Wir bekommen auch jedes Jahr im Frühjahr Besuch von einem Entenpärchen. Besonders großen Schaden haben sie bisher nicht verursacht. Ich kann aber erfreut beobachten, wie sie Algen oder so futtern. Sohnemann freut sich und ich sehe den Besuch als Kompliment


----------



## Berilo (4. Apr. 2010)

*AW: TAG3:   ENTEN "Terror" im Gartenteich ,.. alle neuen Pflanzen zerstörrt... etc*

Unsere Erfahrungen:
Enten gehören nicht an unseren Teich. Auch wenn Sie noch so putzig sind. 
Während eines Urlaubes letzten Mai Anfang Juni 09 haben sie unseren Teich nicht nur vollgesch.... sondern die Nahrung auch noch von uns bekommen. Haben nämlich die netten, leckeren Knospen abgefressen, die Wurzeltriebe genascht und  auf ihren "Tauchgängen" ordentlich Dreck nach oben gespült. 
Verscheuchen ist ein Kampf gegen Windmühlen. Ein über den Teich gespanntes Netz hat geholfen. 
Dieses Jahr sind sie auch schon wieder da und nach den April-Stürmen werde ich definitiv wieder das Netz für ca. einen Monat ziehen.


----------



## Vespabesitzer (6. Apr. 2010)

*AW: TAG3:   ENTEN "Terror" im Gartenteich ,.. alle neuen Pflanzen zerstörrt... etc*

@Marco,..  sorry,.. wollte deine Enten auch nicht verspotten,..
dachte wirklich, es seien auf dem Bildern die zugeflogenen,..Erpel)
aber wie ich gerade erst in deinem Album gesehen habe, sind anscheinend die (schwimmenden) Laufenten,..  

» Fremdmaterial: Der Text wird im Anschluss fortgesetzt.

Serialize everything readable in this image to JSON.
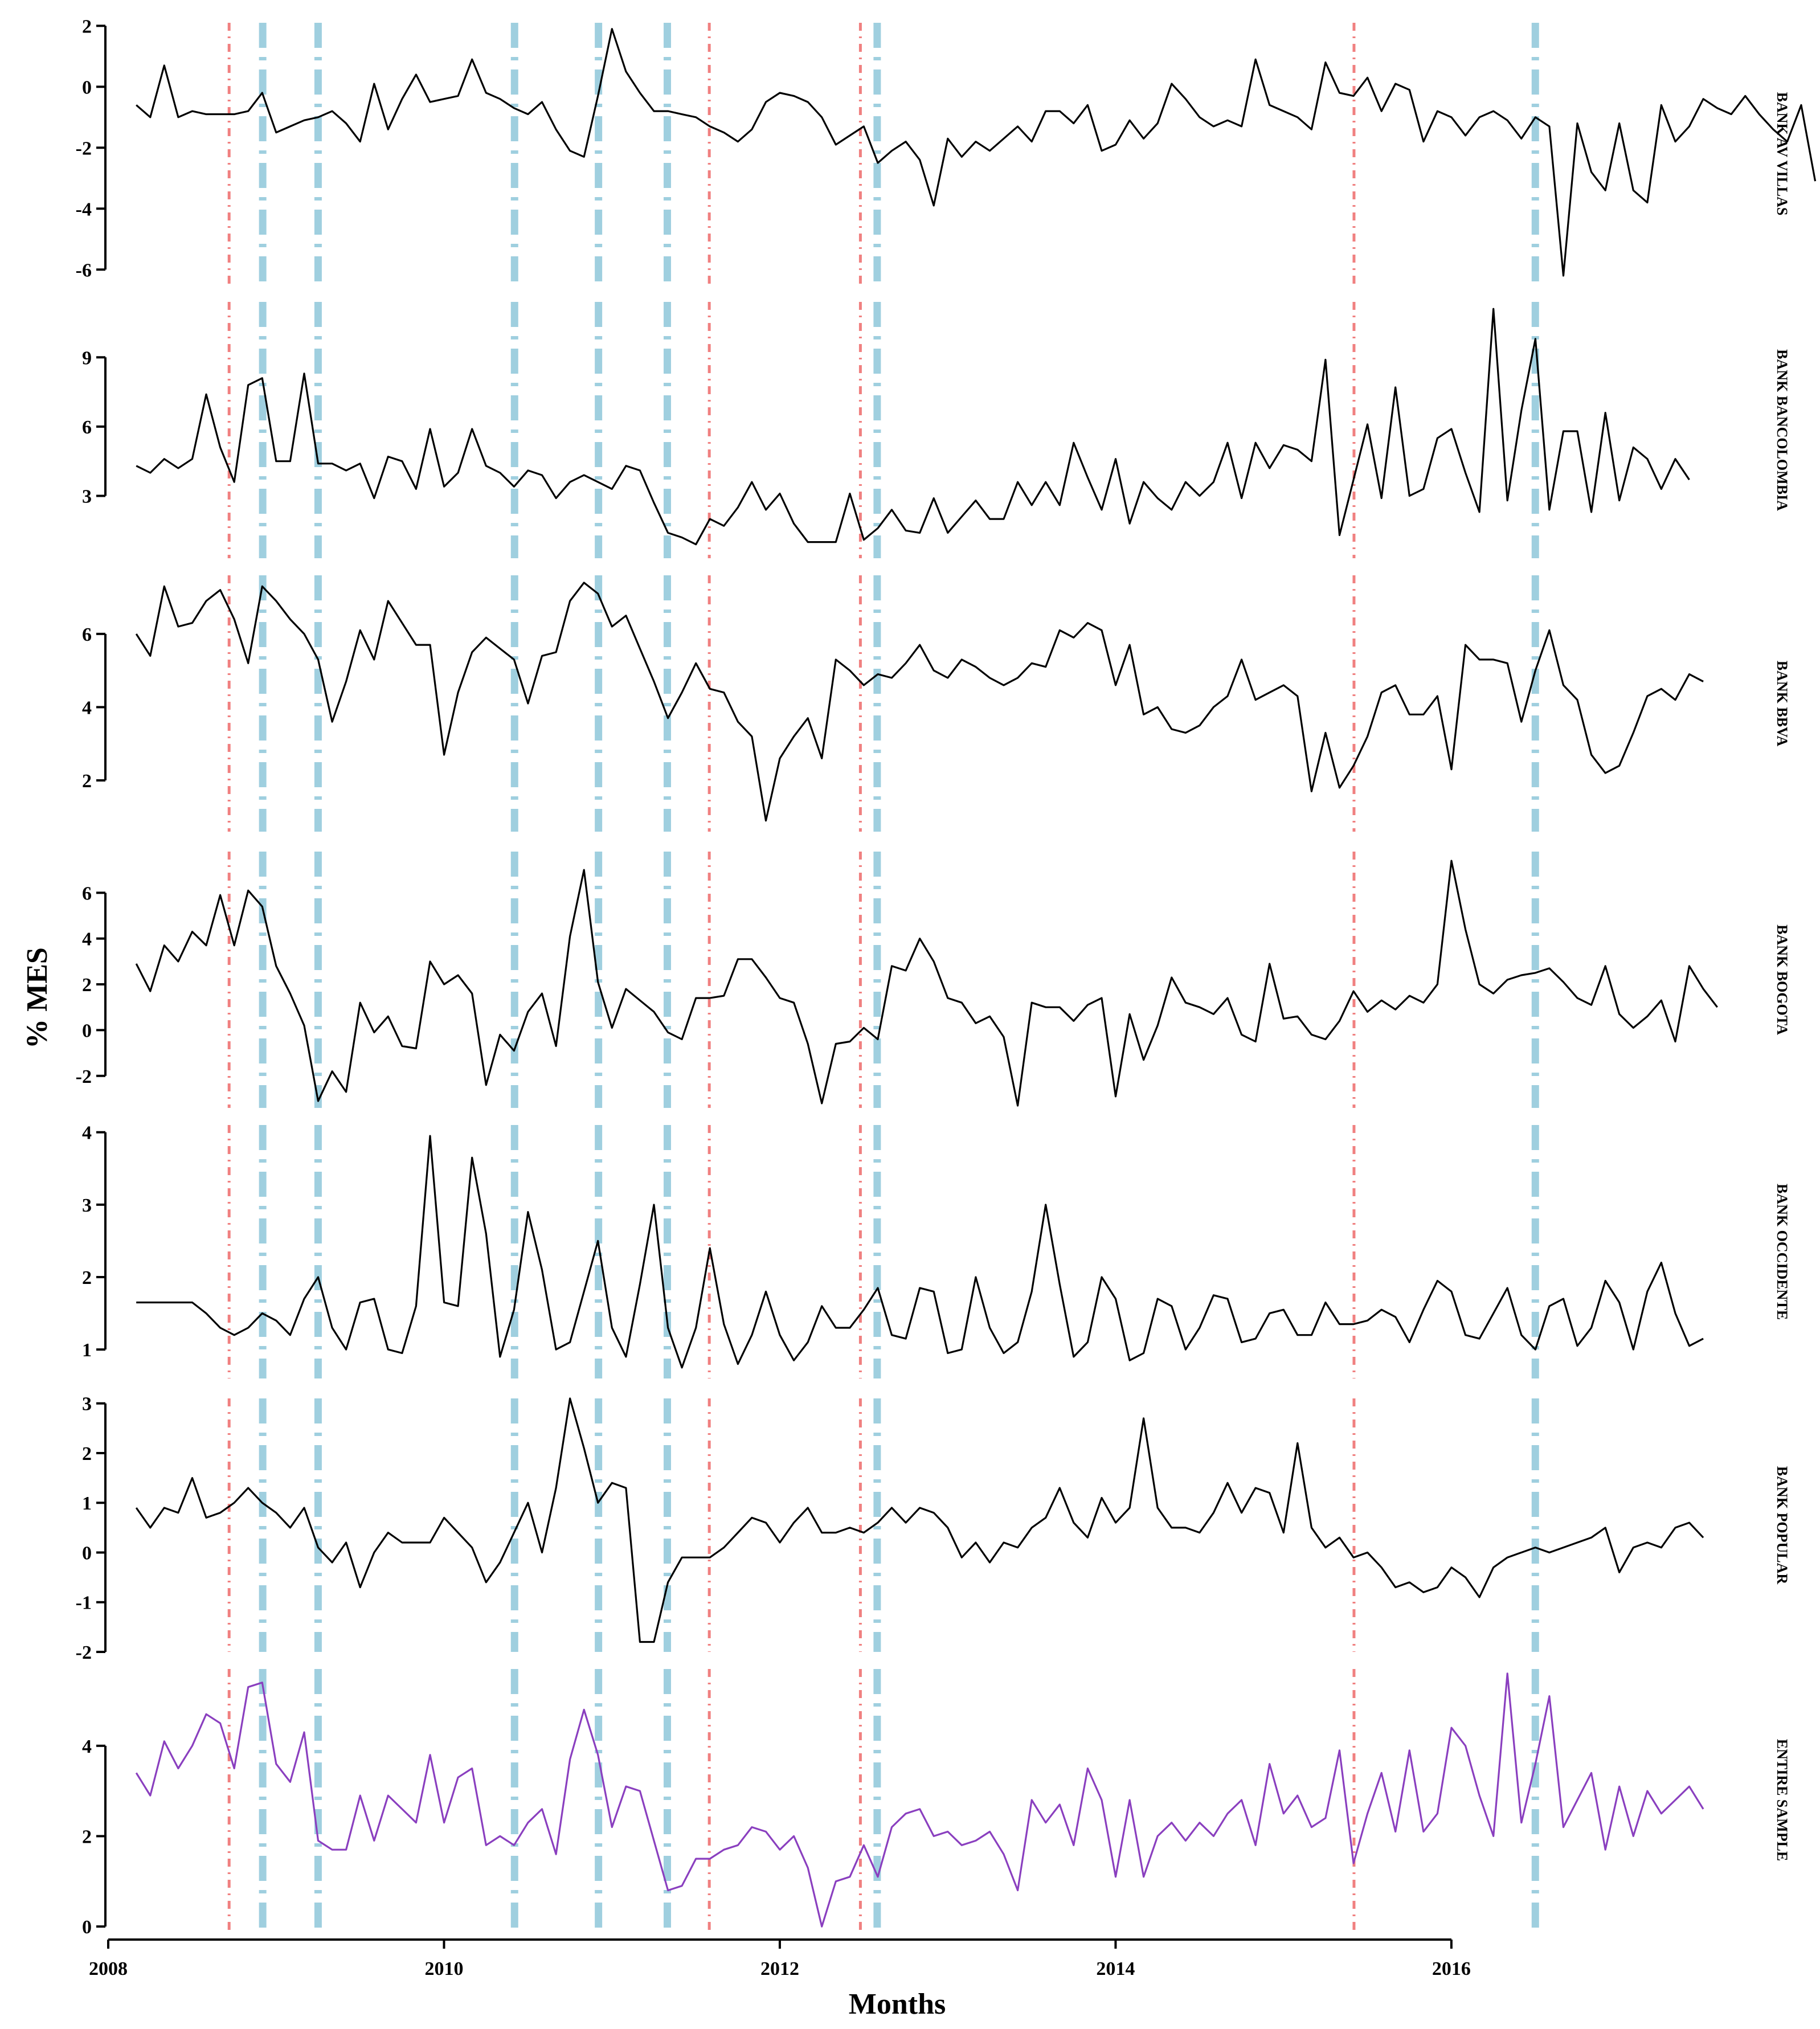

Hast du nicht doch Bilder von deinen Laufenten "an Land",.. mit deren entsprechender Unterkunft etc...die  findet meine Frau auch klasse. 

So, bei mir hatte es am Tag 7 etwas geregnet,.. und gegen 10:30 sind die beiden Piloten wieder gelandet,.. ich habe noch schnell  ein Foto gemacht und diese dann wieder zum "Abflug" bewegt.  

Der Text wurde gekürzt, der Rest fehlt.